Machine learning beats the human brain in a boardgame far more complex than chess
With Google-owned artificial intelligence (AI) developer DeepMind’s AlphaGo programme beating a champion human player of Go, a strategy boardgame believed to be far more complex than chess, a new frontier has been breached in machine learning. The Economist reports that the AI-researchers fraternity had long held beating a human at Go—where players alternately place white and black stones on a grid of 19×19 squares to occupy the most territory—as the grand challenge for AI. The sheer number of moves (for every turn, there are at least 200 legal moves compared to chess’s 20) and the complexity defeats plain vanilla calculation as an approach to master the game.

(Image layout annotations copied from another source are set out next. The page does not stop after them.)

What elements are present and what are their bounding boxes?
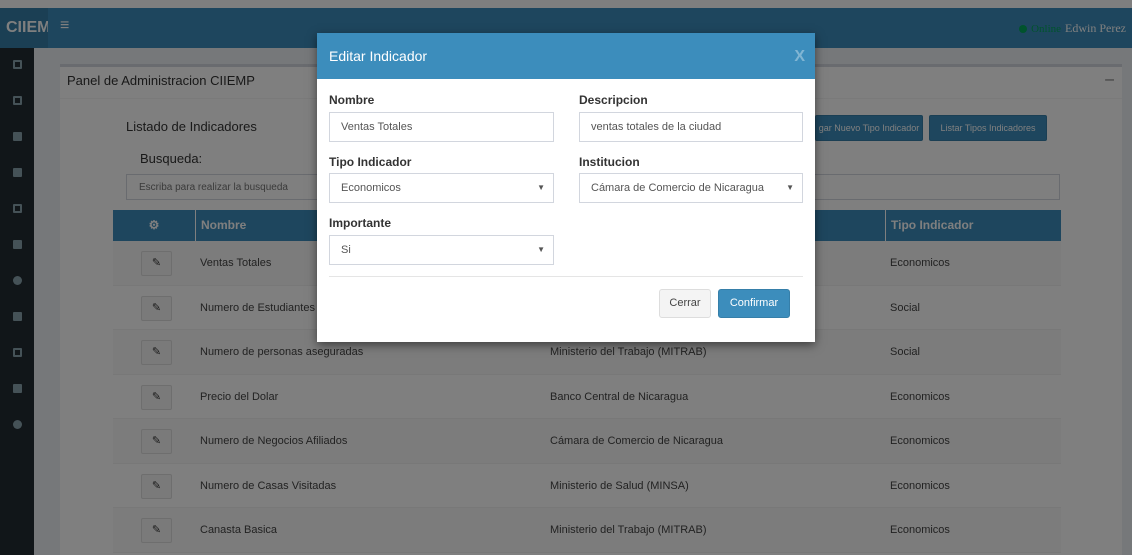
nombre-field[interactable]: Ventas Totales <box>329 112 554 142</box>
tipo-indicador-value: Economicos <box>341 182 401 194</box>
chevron-down-icon: ▼ <box>537 183 545 192</box>
importante-value: Si <box>341 244 351 256</box>
descripcion-label: Descripcion <box>579 93 648 107</box>
confirmar-button[interactable]: Confirmar <box>718 289 790 318</box>
modal-header: Editar Indicador X <box>317 33 815 79</box>
modal-title: Editar Indicador <box>329 48 428 64</box>
edit-indicator-modal: Editar Indicador X Nombre Ventas Totales… <box>317 33 815 342</box>
nombre-label: Nombre <box>329 93 375 107</box>
cerrar-button[interactable]: Cerrar <box>659 289 711 318</box>
close-icon[interactable]: X <box>794 48 805 66</box>
app-screen: CIIEM ≡ Online Edwin Perez Panel de Admi… <box>0 0 1132 555</box>
importante-select[interactable]: Si ▼ <box>329 235 554 265</box>
chevron-down-icon: ▼ <box>786 183 794 192</box>
tipo-indicador-select[interactable]: Economicos ▼ <box>329 173 554 203</box>
descripcion-field[interactable]: ventas totales de la ciudad <box>579 112 803 142</box>
importante-label: Importante <box>329 216 392 230</box>
chevron-down-icon: ▼ <box>537 245 545 254</box>
institucion-label: Institucion <box>579 155 640 169</box>
modal-footer-divider <box>329 276 803 277</box>
tipo-indicador-label: Tipo Indicador <box>329 155 412 169</box>
institucion-select[interactable]: Cámara de Comercio de Nicaragua ▼ <box>579 173 803 203</box>
institucion-value: Cámara de Comercio de Nicaragua <box>591 182 765 194</box>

While IBM’s Deep Blue, which beat one of chess’s all-time greats, Garry Kasparov in 1996, was programmed by humans, AlphaGo taught itself how to play Go and make game-related decisions. So, when it beat Fan Hui, the European champion, it was a victory for AI research everywhere. Machine learning elsewhere is already helping computers learn to recognise human voices and faces and respond to speech. So, if AlphaGo beats Korean Go player Lee Sedol, who is regarded as one of the greatest-ever and whom DeepMind has convinced for a face-off with the programme in March, the human brain might just have to learn to cede to AI.